Santana-Acuña, Á. (2020). Ascent to Glory: How One Hundred Years of Solitude Was Written and Became a Global Classic. New York: Columbia University Press.
Álvaro Santana-Acuña’s Ascent to Glory is a careful and thoroughly researched analysis of how Gabriel García Márquez’s novel One Hundred Year of Solitude, first published in 1967, was imagined, became an international sensation, and, eventually, a classic text in the global literary canon. It therefore contributes to ongoing debates in the sociology of art and literature concerning the nature of cultural consecration and the role of networks in the processes of art production as well as reputation building. More than this, however, the book constitutes an enjoyable narrative that can be read by specialists and non-specialists alike. While the former group will find a detailed and theoretically nuanced analysis of a globally consecrated text, the latter will relish an account of how an artwork comes about and to be ‘great’. Finally, there is a third group of readers to whom the book will appeal – hard core Márquez fans. They, however, might find the book upsetting, because it dispels some of the most beloved myths of Márquez’s genius.

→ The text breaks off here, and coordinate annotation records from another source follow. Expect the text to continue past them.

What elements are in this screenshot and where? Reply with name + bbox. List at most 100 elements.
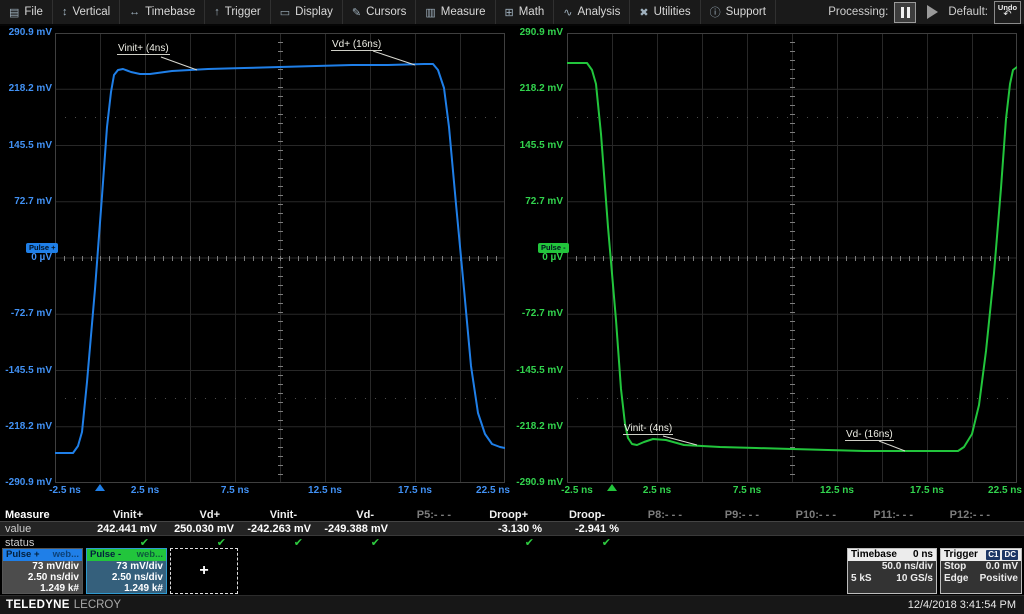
trigger-coupling-badge: DC: [1002, 550, 1018, 560]
menu-items: ▤File↕Vertical↔Timebase↑Trigger▭Display✎…: [0, 0, 776, 24]
left-x-axis-label: 22.5 ns: [476, 485, 510, 496]
channel-vdiv: 73 mV/div: [3, 561, 82, 572]
left-y-axis-label: 72.7 mV: [0, 196, 52, 208]
left-y-axis-label: 290.9 mV: [0, 27, 52, 39]
right-y-axis-label: -290.9 mV: [511, 477, 563, 489]
menu-item-math[interactable]: ⊞Math: [496, 0, 555, 24]
pause-button[interactable]: [894, 2, 916, 23]
right-x-axis-label: 2.5 ns: [643, 485, 671, 496]
menu-item-display[interactable]: ▭Display: [271, 0, 343, 24]
measure-column-header[interactable]: P10:- - -: [781, 509, 858, 521]
brand-logo: TELEDYNELECROY: [0, 599, 121, 611]
add-trace-button[interactable]: +: [170, 548, 238, 594]
menu-item-file[interactable]: ▤File: [0, 0, 53, 24]
trigger-source-badge: C1: [986, 550, 1000, 560]
timebase-samples: 5 kS: [851, 573, 872, 585]
measure-value: 250.030 mV: [165, 523, 242, 535]
left-x-axis-label: 2.5 ns: [131, 485, 159, 496]
measure-status-check: ✔: [473, 536, 550, 549]
left-y-axis-label: -72.7 mV: [0, 308, 52, 320]
right-x-axis-label: 17.5 ns: [910, 485, 944, 496]
menu-item-label: Measure: [441, 6, 486, 18]
measure-value: -2.941 %: [550, 523, 627, 535]
annotation-label: Vinit+ (4ns): [117, 43, 170, 55]
right-y-axis-label: 290.9 mV: [511, 27, 563, 39]
right-channel-badge[interactable]: Pulse -: [538, 243, 569, 253]
channel-descriptor-pulse-minus[interactable]: Pulse - web... 73 mV/div 2.50 ns/div 1.2…: [86, 548, 167, 594]
trigger-mode: Stop: [944, 561, 966, 573]
annotation-label: Vd- (16ns): [845, 429, 894, 441]
right-x-axis-label: 12.5 ns: [820, 485, 854, 496]
play-icon: [927, 5, 938, 19]
right-x-axis-label: 22.5 ns: [988, 485, 1022, 496]
channel-descriptor-pulse-plus[interactable]: Pulse + web... 73 mV/div 2.50 ns/div 1.2…: [2, 548, 83, 594]
undo-button[interactable]: Undo ↶: [994, 1, 1021, 24]
measure-column-header[interactable]: P5:- - -: [396, 509, 473, 521]
measure-column-header[interactable]: Vd-: [319, 509, 396, 521]
menu-item-cursors[interactable]: ✎Cursors: [343, 0, 416, 24]
play-button[interactable]: [922, 2, 942, 23]
timebase-tdiv: 50.0 ns/div: [882, 561, 933, 573]
left-graticule[interactable]: [55, 33, 505, 483]
menu-item-label: Cursors: [366, 6, 406, 18]
vertical-icon: ↕: [62, 6, 68, 18]
trigger-level: 0.0 mV: [986, 561, 1018, 573]
utilities-icon: ✖: [639, 6, 648, 19]
channel-suffix: web...: [53, 549, 79, 561]
measure-column-header[interactable]: P8:- - -: [627, 509, 704, 521]
measure-column-header[interactable]: Vinit-: [242, 509, 319, 521]
channel-samples: 1.249 k#: [3, 583, 82, 594]
measure-header-row: MeasureVinit+Vd+Vinit-Vd-P5:- - -Droop+D…: [0, 508, 1024, 521]
measure-column-header[interactable]: Droop-: [550, 509, 627, 521]
left-y-axis-label: 0 µV: [0, 252, 52, 264]
measure-status-check: ✔: [550, 536, 627, 549]
right-y-axis-label: -145.5 mV: [511, 365, 563, 377]
menu-item-analysis[interactable]: ∿ Analysis: [554, 0, 630, 24]
menu-item-label: Support: [726, 6, 766, 18]
menu-item-trigger[interactable]: ↑Trigger: [205, 0, 271, 24]
channel-vdiv: 73 mV/div: [87, 561, 166, 572]
measure-value: -242.263 mV: [242, 523, 319, 535]
left-channel-badge[interactable]: Pulse +: [26, 243, 58, 253]
display-icon: ▭: [280, 6, 290, 19]
measure-column-header[interactable]: Vinit+: [88, 509, 165, 521]
menu-item-support[interactable]: ⓘSupport: [701, 0, 776, 24]
left-x-axis-label: -2.5 ns: [49, 485, 81, 496]
measure-icon: ▥: [425, 6, 435, 19]
measure-value-row: value242.441 mV250.030 mV-242.263 mV-249…: [0, 521, 1024, 536]
right-graticule[interactable]: [567, 33, 1017, 483]
timebase-offset: 0 ns: [913, 549, 933, 561]
left-y-axis-label: -290.9 mV: [0, 477, 52, 489]
right-y-axis-label: 218.2 mV: [511, 83, 563, 95]
trigger-type: Edge: [944, 573, 968, 585]
menu-item-utilities[interactable]: ✖Utilities: [630, 0, 700, 24]
annotation-label: Vd+ (16ns): [331, 39, 382, 51]
analysis-icon: ∿: [563, 6, 572, 19]
trigger-icon: ↑: [214, 6, 220, 18]
left-x-axis-label: 17.5 ns: [398, 485, 432, 496]
measure-column-header[interactable]: P9:- - -: [704, 509, 781, 521]
measure-column-header[interactable]: P11:- - -: [858, 509, 935, 521]
left-trigger-marker[interactable]: [95, 484, 105, 491]
right-x-axis-label: -2.5 ns: [561, 485, 593, 496]
menu-item-label: Analysis: [578, 6, 621, 18]
processing-label: Processing:: [828, 6, 888, 18]
trigger-box[interactable]: Trigger C1 DC Stop 0.0 mV Edge Positive: [940, 548, 1022, 594]
menu-item-vertical[interactable]: ↕Vertical: [53, 0, 120, 24]
measure-value: -3.130 %: [473, 523, 550, 535]
menu-item-timebase[interactable]: ↔Timebase: [120, 0, 205, 24]
status-row-label: status: [0, 537, 88, 549]
measure-column-header[interactable]: Droop+: [473, 509, 550, 521]
timebase-box[interactable]: Timebase 0 ns 50.0 ns/div 5 kS 10 GS/s: [847, 548, 937, 594]
undo-arrow-icon: ↶: [1003, 10, 1011, 20]
channel-suffix: web...: [137, 549, 163, 561]
timebase-title: Timebase: [851, 549, 897, 561]
measure-column-header[interactable]: Vd+: [165, 509, 242, 521]
measure-column-header[interactable]: P12:- - -: [935, 509, 1012, 521]
menu-item-measure[interactable]: ▥ Measure: [416, 0, 495, 24]
measure-table: MeasureVinit+Vd+Vinit-Vd-P5:- - -Droop+D…: [0, 508, 1024, 549]
measure-status-check: ✔: [242, 536, 319, 549]
right-trigger-marker[interactable]: [607, 484, 617, 491]
trigger-title: Trigger: [944, 549, 978, 561]
left-y-axis-label: 218.2 mV: [0, 83, 52, 95]
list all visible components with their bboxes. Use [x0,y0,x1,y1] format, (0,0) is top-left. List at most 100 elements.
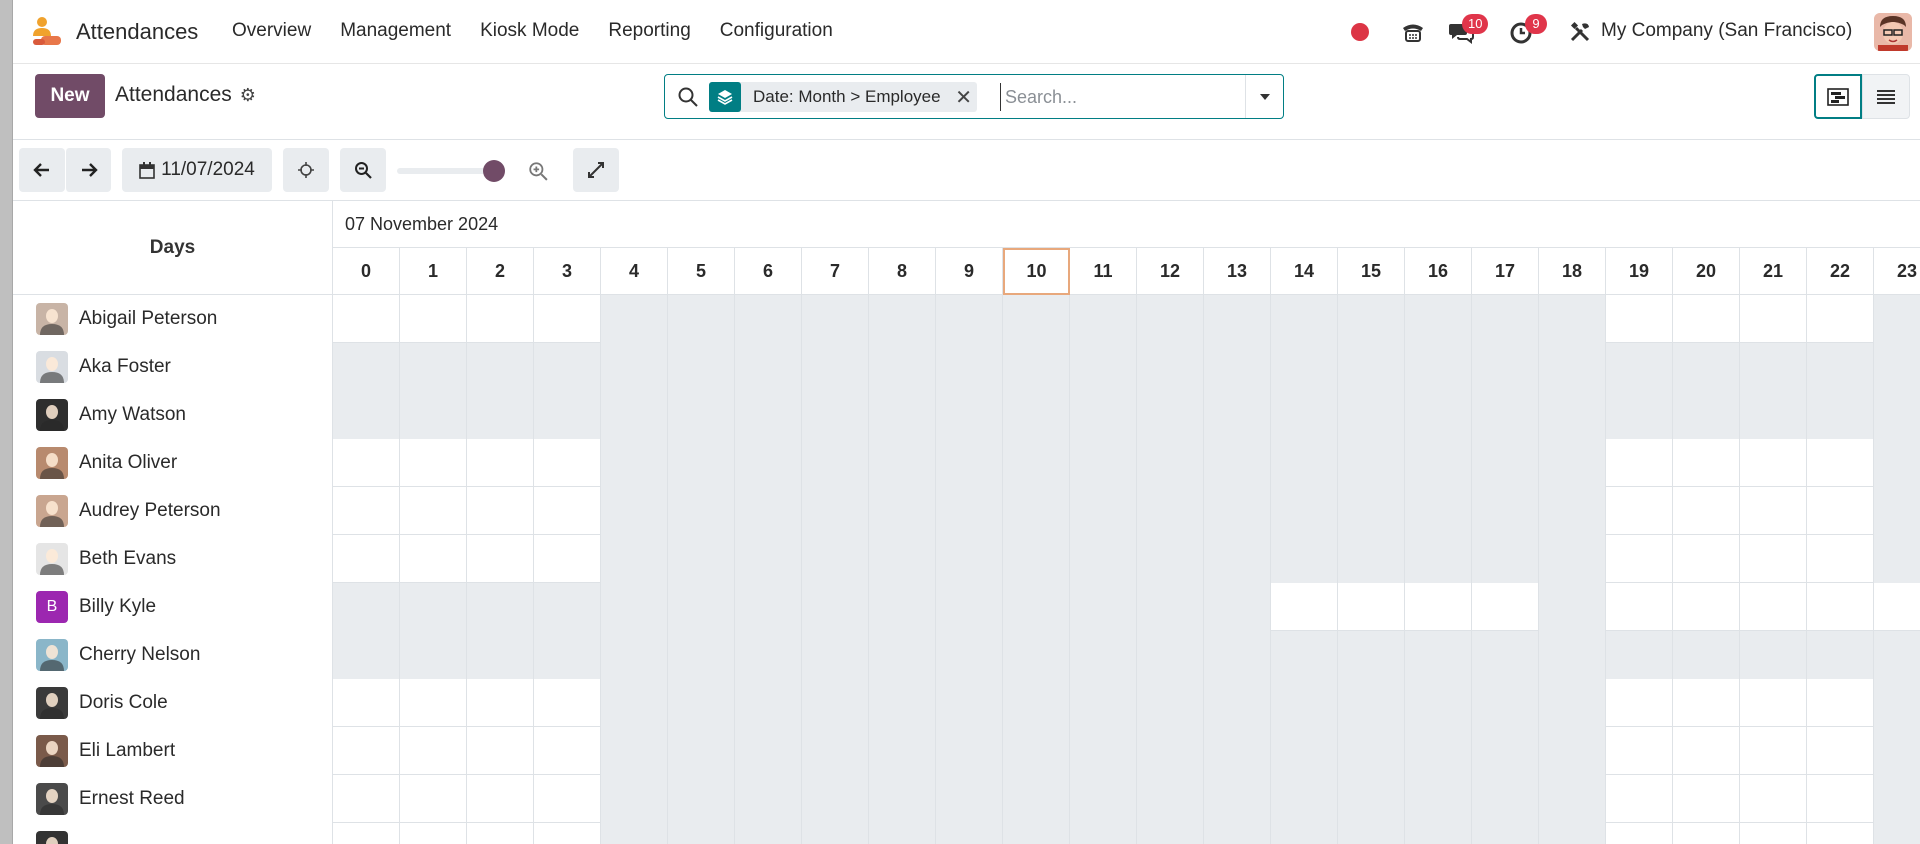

The book is organised into two fundamental parts and an appendix, which is meant for specialists. The first part, From the Idea To the Book analyses the structure of Gabriel García Márquez’s literary imagination. Santana-Acuña explores how it was possible for Márquez to actually imagine a work of literature that came to be the One Hundred Years of Solitude. The gist of the argument here is that although the novel famously, and demonstratively, thematises solitude, it was conceived and written in anything but seclusion. To the contrary, Márquez imagined and wrote it while participating in several exclusive networks of literary professionals in several countries across the globe who consistently gave him feedback and inspiration to write the novel, which was taking shape in his mind for more than two decades. At the same time, as Santana-Acuña explains, Márquez was lucky in terms of timing – his novel appeared just at the right moment, as the book market in Latin America became consolidated and the idea of Latin American literature was taking root in the global landscape of literary imagination.
The second part of the book, entitled Becoming a Global Classic, concerns the process by which Márquez’s already bestselling book became disentangled or ‘disembedded’ from its local and temporal contexts and elevated into the global canon of literary classics. Santana-Acuña explores how, paradoxically, conflicts within the network that originally enabled Márquez to produce the novel, contributed to the novel’s independence as a ‘landmark… no longer controlled by a single publisher’ (p. 199) or former collaborators who once co-created it. Moreover, Santana-Acuña investigates the role of myths to rise up around the production of the novel and its author, as well as the ways in which some key symbols of One Hundred Years of Solitude acquired a memetic quality – they became ‘indexicals’ in Santana-Acuña’s parlance – and continue to be used relatively independently of the novel itself. It is worth noting that the chapter also contains a section on counterfactuals, or books which, compared to One Hundred Years of Solitude, failed to make the canon and leave a mark as lasting as Márquez’s novel. Santana-Acuña uses the example of these counterfactuals to demonstrate the strength of his approach.
Finally, the appendix Why and How to Study Classics clarifies the book’s contribution to the sociology of literature. Santana-Acuña explains in detail the conceptual resources deployed in his research, such as ‘imagination’, ‘niche’, ‘disembedding’, ‘indexicals’, and ‘counterfactual cases’. I think that, in particular, it is the foregrounding of the imaginative process, and the way in which imagination is shaped by collaborations within particular social niche/s, that will go on to be most influential in the sociology of literature, as well as in the sociology of knowledge more generally. Moreover, Santana-Acuña’s method of researching impact and resonance of cultural objects through indexicals, which he has already explored in-depth in previous work (2014), is both sophisticated and analytically illuminating.
All in all, Ascent to Glory is a very solid contribution to the landscape of the sociology of literature. What stands out most about the book is the complexity with which the author addresses the conundrum of the global classic status of Márquez’s novel. Santana-Acuña effectively dovetails different perspectives – from textual analysis of the novel and biographical exploration of the author’s life to macro-level foci of institutions and the wider zeitgeist – to deliver a persuasive and highly readable account of literary consecration. Moreover, the author offers innovative theoretical and methodological resources that will be of great utility for future researchers of literary reputation and cultural objects.
The book is not entirely without issue, however. One concern that could be raised is the nature of a number of the ‘counterfactuals’, or books that failed to succeed on the scale of One Hundred Years of Solitude. Santana-Acuña’s explanatory accounts of these counterfactuals are not always entirely persuasive – for example, in the case of Lezama Lima’s Paradiso, the author notes that its ‘innovative language and narrative style’ (p. 266) precluded its success. But if language and complexity were an issue, how and why would stylistically complex, labyrinthine tomes such as Joyce’s Ulysses achieve the status of classics? That said, there are few books that do not raise questions – and tend not to be very good. Álvaro Santana-Acuña’s Ascent to Glory is the opposite case, and well-worth taking the time to read.